Guiding Future Representations of Hominids
In their report, the international team of researchers from the University of Adelaide (Australia), Arizona State University and Howard University (United States), and the University of Zurich (Switzerland) pointed out some of the flaws in existing facial reconstructions of ancient hominids, examining the potential social and ethical implications that these misleading portraits may have.
According to biological anthropologist Rui Diogo from Howard University in Washington, DC, the right depiction matters. He stresses that when museumgoers see the artists' renditions of extinct hominids like Neanderthals, these visitors are unaware of the amount of artistic bias involved in these works, leading them to believe what they see as reality. Furthermore, this perception could affect their views and even reinforce existing prejudices of present-day peoples.
One example is the set of now-extinct hominids in display at the Smithsonian National Museum of Natural History in Washington, D.C. The reconstructions in the museum show skin getting lighter as the hominids evolve to become further bipedal - walking on two feet, instead of using arms as support. But Diogo says, "there is zero evidence to say the skin was whiter." This could give the wrong impression that people with lighter skin.
Impressions About Intelligence and Grooming Habits
Additionally, these artist depictions and the corresponding artistic bias could also give mistaken impressions regarding human evolution as well as the behavior and intelligence of the extinct hominids, according to Ryan Campbell, a co-author in the study and a physical anthropologist from the University of Adelaide.

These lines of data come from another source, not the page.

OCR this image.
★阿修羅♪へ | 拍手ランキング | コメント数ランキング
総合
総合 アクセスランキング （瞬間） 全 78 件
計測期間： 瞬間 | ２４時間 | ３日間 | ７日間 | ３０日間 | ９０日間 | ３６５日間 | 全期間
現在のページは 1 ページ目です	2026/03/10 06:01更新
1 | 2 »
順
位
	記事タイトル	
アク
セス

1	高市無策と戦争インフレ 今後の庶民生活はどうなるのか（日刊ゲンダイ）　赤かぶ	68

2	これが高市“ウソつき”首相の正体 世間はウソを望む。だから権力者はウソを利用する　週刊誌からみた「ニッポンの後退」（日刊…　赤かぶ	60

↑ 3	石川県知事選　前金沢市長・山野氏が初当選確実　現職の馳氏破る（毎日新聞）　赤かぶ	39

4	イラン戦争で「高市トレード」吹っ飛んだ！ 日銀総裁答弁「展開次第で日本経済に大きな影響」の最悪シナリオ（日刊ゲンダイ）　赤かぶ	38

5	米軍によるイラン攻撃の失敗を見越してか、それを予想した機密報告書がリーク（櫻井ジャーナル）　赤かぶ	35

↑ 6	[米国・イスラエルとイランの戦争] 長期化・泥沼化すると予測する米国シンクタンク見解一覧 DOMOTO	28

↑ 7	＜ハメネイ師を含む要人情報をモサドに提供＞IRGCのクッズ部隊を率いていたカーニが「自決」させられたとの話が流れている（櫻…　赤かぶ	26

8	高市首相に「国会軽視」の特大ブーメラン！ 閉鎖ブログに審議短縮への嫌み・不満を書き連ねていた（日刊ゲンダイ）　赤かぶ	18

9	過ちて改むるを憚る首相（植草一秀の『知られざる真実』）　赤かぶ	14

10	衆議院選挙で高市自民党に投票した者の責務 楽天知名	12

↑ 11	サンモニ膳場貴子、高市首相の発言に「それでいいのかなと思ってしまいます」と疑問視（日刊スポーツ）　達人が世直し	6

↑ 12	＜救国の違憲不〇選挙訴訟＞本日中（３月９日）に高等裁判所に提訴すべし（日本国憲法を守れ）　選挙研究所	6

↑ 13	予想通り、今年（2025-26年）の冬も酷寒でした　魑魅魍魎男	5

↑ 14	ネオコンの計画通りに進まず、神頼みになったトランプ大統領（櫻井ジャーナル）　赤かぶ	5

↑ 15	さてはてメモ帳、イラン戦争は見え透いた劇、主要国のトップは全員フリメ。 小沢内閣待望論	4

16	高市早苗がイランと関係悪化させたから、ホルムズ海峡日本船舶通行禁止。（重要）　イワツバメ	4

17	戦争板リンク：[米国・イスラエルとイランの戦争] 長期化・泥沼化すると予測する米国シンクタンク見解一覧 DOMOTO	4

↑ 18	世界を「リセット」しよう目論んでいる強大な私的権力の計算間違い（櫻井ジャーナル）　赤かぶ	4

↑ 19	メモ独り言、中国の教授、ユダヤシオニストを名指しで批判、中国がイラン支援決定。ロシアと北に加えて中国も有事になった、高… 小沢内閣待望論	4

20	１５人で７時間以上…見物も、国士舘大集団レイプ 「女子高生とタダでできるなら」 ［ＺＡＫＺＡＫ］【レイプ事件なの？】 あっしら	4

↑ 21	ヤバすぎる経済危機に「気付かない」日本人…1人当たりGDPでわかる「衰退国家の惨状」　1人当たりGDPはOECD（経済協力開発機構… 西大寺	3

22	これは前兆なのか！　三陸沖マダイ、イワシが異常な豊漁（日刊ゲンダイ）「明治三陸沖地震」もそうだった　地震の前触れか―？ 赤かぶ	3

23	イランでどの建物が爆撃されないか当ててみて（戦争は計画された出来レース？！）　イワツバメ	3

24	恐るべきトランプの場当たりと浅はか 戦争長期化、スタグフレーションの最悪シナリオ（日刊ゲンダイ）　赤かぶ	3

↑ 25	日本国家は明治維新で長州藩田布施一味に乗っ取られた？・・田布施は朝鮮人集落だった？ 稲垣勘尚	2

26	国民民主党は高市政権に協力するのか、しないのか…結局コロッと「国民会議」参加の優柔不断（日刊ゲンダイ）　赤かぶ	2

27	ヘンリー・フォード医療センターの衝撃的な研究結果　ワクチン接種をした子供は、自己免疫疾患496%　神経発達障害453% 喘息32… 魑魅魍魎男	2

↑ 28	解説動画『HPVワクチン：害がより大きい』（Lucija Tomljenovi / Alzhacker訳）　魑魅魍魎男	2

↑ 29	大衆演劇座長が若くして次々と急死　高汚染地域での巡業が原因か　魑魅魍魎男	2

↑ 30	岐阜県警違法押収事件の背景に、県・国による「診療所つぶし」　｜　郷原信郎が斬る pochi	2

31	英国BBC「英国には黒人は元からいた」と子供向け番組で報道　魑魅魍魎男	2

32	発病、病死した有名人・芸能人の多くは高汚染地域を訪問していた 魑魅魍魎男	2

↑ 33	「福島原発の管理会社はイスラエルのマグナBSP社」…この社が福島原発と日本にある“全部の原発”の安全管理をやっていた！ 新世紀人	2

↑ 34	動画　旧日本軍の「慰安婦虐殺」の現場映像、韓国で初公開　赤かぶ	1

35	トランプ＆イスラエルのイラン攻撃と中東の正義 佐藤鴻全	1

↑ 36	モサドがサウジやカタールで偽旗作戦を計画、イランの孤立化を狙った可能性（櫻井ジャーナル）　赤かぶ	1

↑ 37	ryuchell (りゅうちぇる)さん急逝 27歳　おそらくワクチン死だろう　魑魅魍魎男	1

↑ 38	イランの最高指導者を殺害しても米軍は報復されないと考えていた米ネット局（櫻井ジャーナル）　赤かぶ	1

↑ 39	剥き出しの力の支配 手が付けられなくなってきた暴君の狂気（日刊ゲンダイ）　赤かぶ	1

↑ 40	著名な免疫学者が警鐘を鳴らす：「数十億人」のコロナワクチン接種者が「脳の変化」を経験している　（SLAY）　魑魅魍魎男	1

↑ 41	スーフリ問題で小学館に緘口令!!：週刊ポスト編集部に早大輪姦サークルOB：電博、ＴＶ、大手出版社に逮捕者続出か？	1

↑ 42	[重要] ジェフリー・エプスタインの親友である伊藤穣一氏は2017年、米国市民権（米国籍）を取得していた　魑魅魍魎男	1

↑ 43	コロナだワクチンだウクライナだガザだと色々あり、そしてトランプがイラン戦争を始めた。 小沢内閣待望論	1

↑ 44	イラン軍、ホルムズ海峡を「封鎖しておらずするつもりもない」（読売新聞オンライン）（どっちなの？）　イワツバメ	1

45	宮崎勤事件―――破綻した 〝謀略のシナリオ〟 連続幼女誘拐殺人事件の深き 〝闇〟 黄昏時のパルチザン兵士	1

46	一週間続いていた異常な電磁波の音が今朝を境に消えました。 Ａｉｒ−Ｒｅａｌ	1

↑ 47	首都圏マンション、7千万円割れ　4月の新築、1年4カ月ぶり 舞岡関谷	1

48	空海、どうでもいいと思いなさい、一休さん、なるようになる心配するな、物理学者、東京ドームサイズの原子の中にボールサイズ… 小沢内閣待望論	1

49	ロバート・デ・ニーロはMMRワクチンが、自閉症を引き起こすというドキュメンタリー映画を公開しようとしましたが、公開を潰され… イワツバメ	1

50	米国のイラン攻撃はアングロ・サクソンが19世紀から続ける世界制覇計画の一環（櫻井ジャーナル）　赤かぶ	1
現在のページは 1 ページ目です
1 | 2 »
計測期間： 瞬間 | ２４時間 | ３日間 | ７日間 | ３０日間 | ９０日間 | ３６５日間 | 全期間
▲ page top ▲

"It's as if there is a bias toward portraying our ancestors as if they were stupid and didn't have hygiene," Campbell says regarding the common depiction of Neandertals as having matted and dirty hair, in a statement. He notes that adding hair is not "informed speculation," but an imaginary one.
Campbell also notes that presenting these hominids without hair might be more accurate since hair is usually not preserved in fossils. While DNA data recovered in bones could suggest hair colors, it has no way of telling the species' grooming habits.
To curb these misconceptions from artistic bias, researchers compiled a reference database that scientists could use in future reconstruction efforts from fossils.